A few minutes passed. Kansarv left the chamber and returned with a new interface tool for a particular probe. At no point thus far had he needed to actually violate the integrity of Lodovik’s pseudoskin.

Still humming, Kansarv applied the new probe to the base of Lodovik’s neck.

“There will be an entry now. Warn your tissues not to attempt to encapsulate or dissolve the new organic matter that will enter your system.”

“I will do so once I have my robotic functions returned to me,” Lodovik said.

“Yes. Of course.” Kansarv sent microwave instructions to the central diagnostic processor, and Lodovik felt his control expand. He did as Kansarv had told him to, and felt the probe’s thin leads penetrate his pseudoskin. After a few minutes, they withdrew, leaving two tiny spots of what appeared to be human blood just below his hairline. Kansarv wiped these away deftly, then dropped the swabs into a small vial for assay.

More minutes passed with Kansarv standing in one position, unmoving, though humming now and then. The master robot technician finally inclined its head a few degrees.

“You will relinquish all control at this point. Please pass control to the external processor.”

“Done.”

Lodovik closed his eyes and went away for an indefinite time.

The four robots met in the anteroom to the diagnostic center. Dors still maintained a controlled, somewhat stiff expression and physical posture, like a shy child before her elders, afraid of saying something silly. Lodovik stood beside Daneel as Kansarv delivered his results.

“This robot is intact and has suffered no damage that it has not been able to repair on its own. I can detect no psychological malfunction, no neural-net psychosis, no interface difficulties or anomalies of external expression. In short, this robot will probably outlast me, and as I have frequently warned you, Daneel, I have no more than five hundred years of active service remaining.”

“Is it possible there are problems below your ability to detect?”

“Of course that is possible,” Kansarv said with a sharper buzz. “That is always possible.

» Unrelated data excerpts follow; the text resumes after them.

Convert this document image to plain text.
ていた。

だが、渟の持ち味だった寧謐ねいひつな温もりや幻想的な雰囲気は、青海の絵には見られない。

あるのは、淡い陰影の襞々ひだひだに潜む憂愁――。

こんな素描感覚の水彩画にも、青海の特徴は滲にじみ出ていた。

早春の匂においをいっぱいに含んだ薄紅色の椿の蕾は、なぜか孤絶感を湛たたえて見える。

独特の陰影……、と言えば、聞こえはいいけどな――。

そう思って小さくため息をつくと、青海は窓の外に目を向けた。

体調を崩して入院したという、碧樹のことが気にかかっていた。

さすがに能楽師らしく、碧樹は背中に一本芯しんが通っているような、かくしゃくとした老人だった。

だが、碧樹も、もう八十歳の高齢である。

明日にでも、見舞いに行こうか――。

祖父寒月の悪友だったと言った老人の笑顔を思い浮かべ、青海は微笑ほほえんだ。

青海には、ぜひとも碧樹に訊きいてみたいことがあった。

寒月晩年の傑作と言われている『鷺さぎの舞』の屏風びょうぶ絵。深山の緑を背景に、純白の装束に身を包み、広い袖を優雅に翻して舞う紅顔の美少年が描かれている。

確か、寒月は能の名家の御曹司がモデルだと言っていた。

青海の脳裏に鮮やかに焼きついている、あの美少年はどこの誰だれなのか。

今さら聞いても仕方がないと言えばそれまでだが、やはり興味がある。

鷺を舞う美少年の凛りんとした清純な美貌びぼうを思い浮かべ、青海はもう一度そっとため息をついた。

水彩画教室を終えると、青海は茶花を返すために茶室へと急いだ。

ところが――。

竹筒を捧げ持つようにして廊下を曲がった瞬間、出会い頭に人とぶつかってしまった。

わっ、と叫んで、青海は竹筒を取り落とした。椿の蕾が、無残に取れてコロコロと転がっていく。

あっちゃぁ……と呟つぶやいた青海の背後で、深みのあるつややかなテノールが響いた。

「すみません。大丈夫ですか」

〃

My mandate does not include deep-programming structures, as you well know.”

“And such problems in the deep structures might result in behavioral anomalies,” Daneel persisted. Clearly, Lodovik’s situation could not be so easily dismissed.

“There is a possibility that concern about damage skewed R. Lodovik’s ability to assess his own mental state. Too detailed self-analysis has been known to cause difficulties in complex robots such as these, R. Daneel.”

Daneel turned to Lodovik. “Do you still have the difficulties you expressed earlier?”

Lodovik promptly replied, “I concur with R. Yan’s theory that I have been autodiagnosing in too much detail.”